Repas écourtés, journées passées au lit, toilettes tardives malgré les draps et vêtements souillés : en maison de retraite ou à l’hôpital, le manque de personnels auprès des personnes âgées peut conduire à une forme de "maltraitance", un constat partagé par les familles, les soignants et les médecins.
"A quand des moyens dignes en soins de longue durée" (SLD), s’interroge dans un tweet le gériatre Christophe Trivalle, dévoilant un rapport interne de l’Assistance-Publique - Hôpitaux de Paris (AP-HP) sur ces structures où vivent les seniors trop malades pour les maisons de retraite.
Daté d’octobre 2015 mais toujours d’actualité, selon le médecin, le document évalue la charge de travail des soignants dans cinq unités du CHU francilien (Bretonneau, Paul-Brousse, René-Muret, Rothschild, Sainte-Périne).
Son constat ? "Les soins prodigués ne sont pas en adéquation avec les soins requis". En moyenne et par patient, les aides-soignants disposent de 12 minutes pour la toilette du matin, 6 pour le change du soir, et... 4 pour l’aide au repas, bien loin des 10 à 15 minutes minimum nécessaires.
Certes, il s’agit de moyennes, certains séniors s’alimentant seuls. Mais sur le terrain, les personnels "jonglent", confirme Martine Desmarest, ex-cadre à Paul-Brousse, retraitée depuis peu.
"Impossible" de faire manger un patient en 4 minutes, s’offusque Sylvie (le prénom a été changé), ancienne aide-soignante à René-Muret. Sauf que souvent, "le repas est donné rapidement, le patient tousse, alors le soignant stoppe".
En cause, le manque d’effectifs, comme souvent à l’hôpital, soumis à de fortes contraintes budgétaires. (...)
la charge de travail s’est alourdie, selon une récente étude du ministère de la Santé. Avec une politique favorisant le maintien à domicile des séniors, leur entrée en établissement se fait plus tardivement, pour un niveau de dépendance accru.
Conséquence, "sans augmentation importante des moyens", les cadences s’intensifient pour les personnels, "engagés", qui évoquent la "pression de la pendule" au détriment du relationnel et "en viennent régulièrement à parler de maltraitance, même passive, à l’égard des résidents", d’après l’étude.

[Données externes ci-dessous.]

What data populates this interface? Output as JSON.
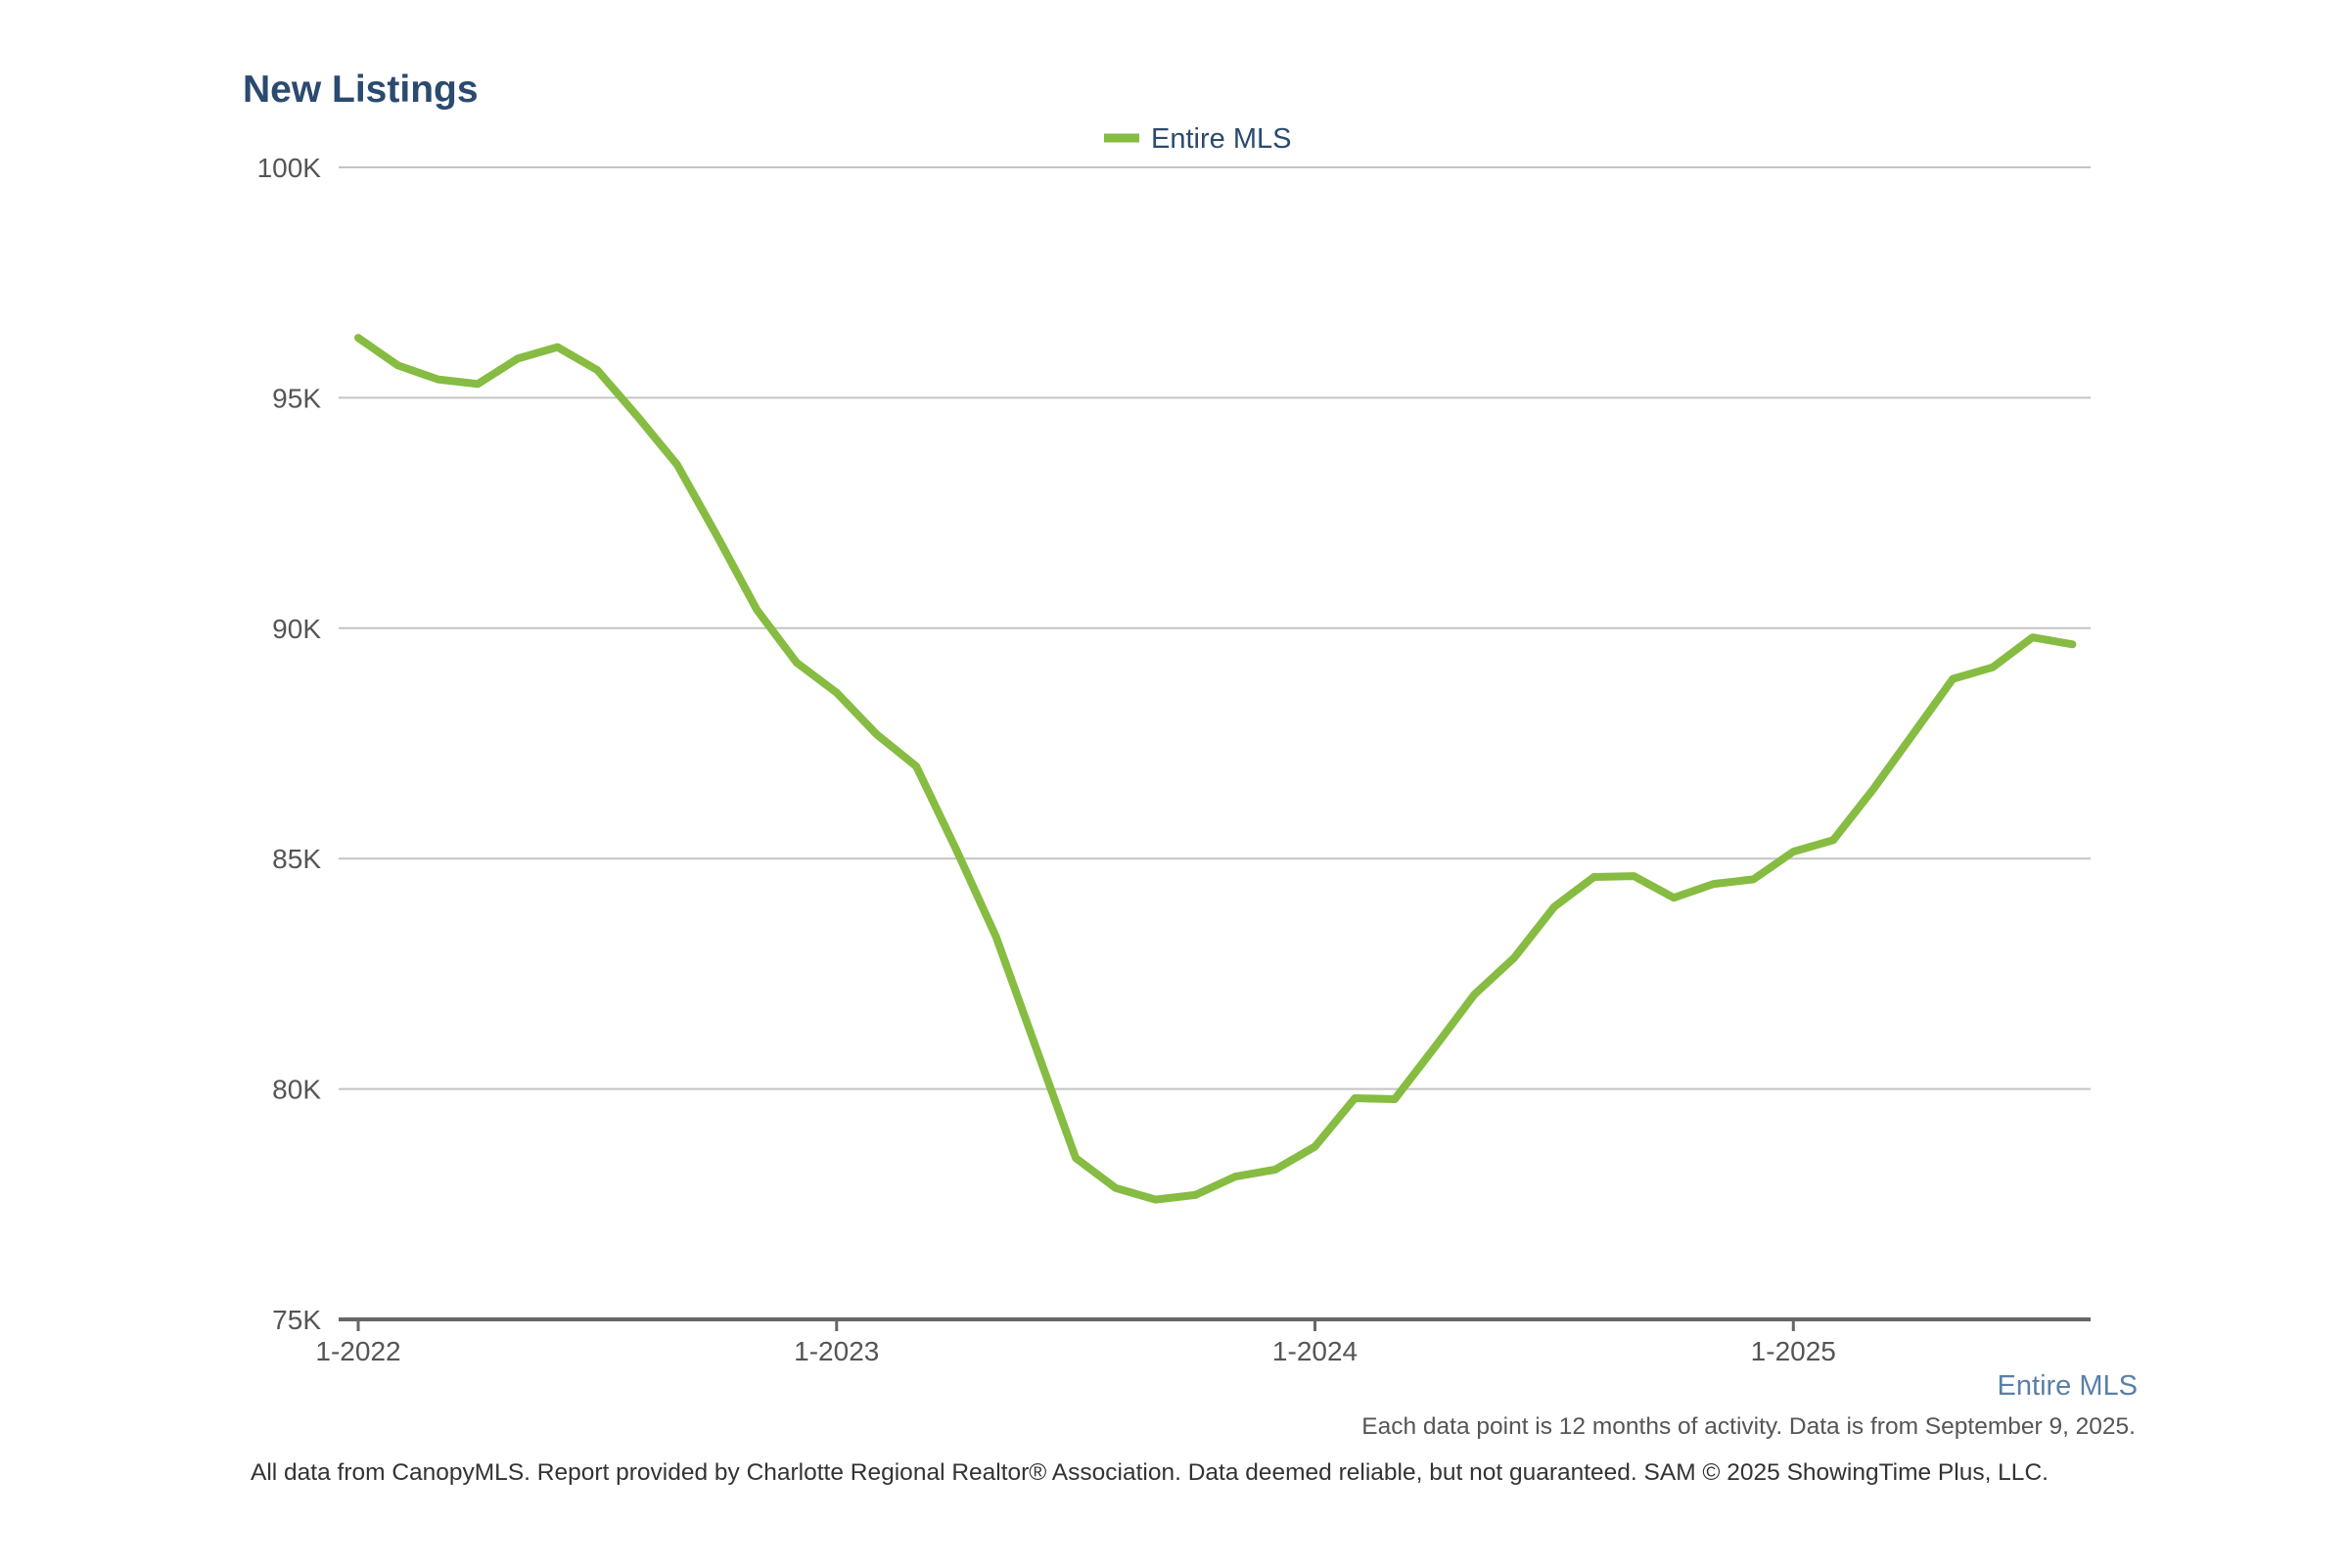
{
  "chart_data": {
    "type": "line",
    "title": "New Listings",
    "xlabel": "",
    "ylabel": "",
    "ylim": [
      75000,
      100000
    ],
    "y_ticks": [
      {
        "value": 75000,
        "label": "75K"
      },
      {
        "value": 80000,
        "label": "80K"
      },
      {
        "value": 85000,
        "label": "85K"
      },
      {
        "value": 90000,
        "label": "90K"
      },
      {
        "value": 95000,
        "label": "95K"
      },
      {
        "value": 100000,
        "label": "100K"
      }
    ],
    "x_ticks": [
      "1-2022",
      "1-2023",
      "1-2024",
      "1-2025"
    ],
    "grid": true,
    "legend_position": "top-center",
    "x": [
      "2022-01",
      "2022-02",
      "2022-03",
      "2022-04",
      "2022-05",
      "2022-06",
      "2022-07",
      "2022-08",
      "2022-09",
      "2022-10",
      "2022-11",
      "2022-12",
      "2023-01",
      "2023-02",
      "2023-03",
      "2023-04",
      "2023-05",
      "2023-06",
      "2023-07",
      "2023-08",
      "2023-09",
      "2023-10",
      "2023-11",
      "2023-12",
      "2024-01",
      "2024-02",
      "2024-03",
      "2024-04",
      "2024-05",
      "2024-06",
      "2024-07",
      "2024-08",
      "2024-09",
      "2024-10",
      "2024-11",
      "2024-12",
      "2025-01",
      "2025-02",
      "2025-03",
      "2025-04",
      "2025-05",
      "2025-06",
      "2025-07",
      "2025-08"
    ],
    "series": [
      {
        "name": "Entire MLS",
        "color": "#86bc41",
        "values": [
          96300,
          95700,
          95400,
          95300,
          95850,
          96100,
          95600,
          94600,
          93550,
          92000,
          90400,
          89250,
          88600,
          87700,
          87000,
          85200,
          83300,
          80900,
          78500,
          77850,
          77600,
          77700,
          78100,
          78250,
          78750,
          79800,
          79780,
          80900,
          82050,
          82850,
          83950,
          84600,
          84620,
          84150,
          84450,
          84550,
          85150,
          85400,
          86500,
          87700,
          88900,
          89150,
          89800,
          89650
        ]
      }
    ]
  },
  "legend": {
    "label": "Entire MLS",
    "color": "#86bc41"
  },
  "caption": {
    "series_label": "Entire MLS",
    "note": "Each data point is 12 months of activity. Data is from September 9, 2025.",
    "footer": "All data from CanopyMLS. Report provided by Charlotte Regional Realtor® Association. Data deemed reliable, but not guaranteed. SAM © 2025 ShowingTime Plus, LLC."
  }
}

Maud, aide-soignante intérimaire en Bretagne, refuse de remettre les pieds dans certains Ehpad, où elle se retrouve seule "pour 15 personnes", où les couchers débutent à 15 heures... et où on lui demande de retirer la robe qu’elle vient d’enfiler à une "petite mamie" pour la mettre par-dessus sa chemise de nuit "parce que ça ira plus vite le soir".
– Peur des représailles -
Les tensions organisationnelles n’échappent pas aux proches des résidents, qui alertent "beaucoup trop souvent" la Fnapaef (fédération des amis et familles des personnes âgées), selon son président Joseph Krummenacker.
Ni au Défenseur des droits, pour qui les effectifs sont "le noeud du problème". (...)
Représentante des familles dans un établissement francilien, Christiane Antoine constate leur "peur" face aux "dentier perdu, prothèse auditive éteinte, bas de contention mal mis" remarqués lors des visites. Sans parler de la tendance à "coucher très tôt" les personnes "très handicapées", en dépit de leur intérêt potentiel "pour un documentaire, de la musique"...
Or celles-ci pourraient devenir bien plus nombreuses : d’après l’Insee, en 2040, les personnes de 75 ans et plus représenteront près de 15% de la population, contre 9% actuellement.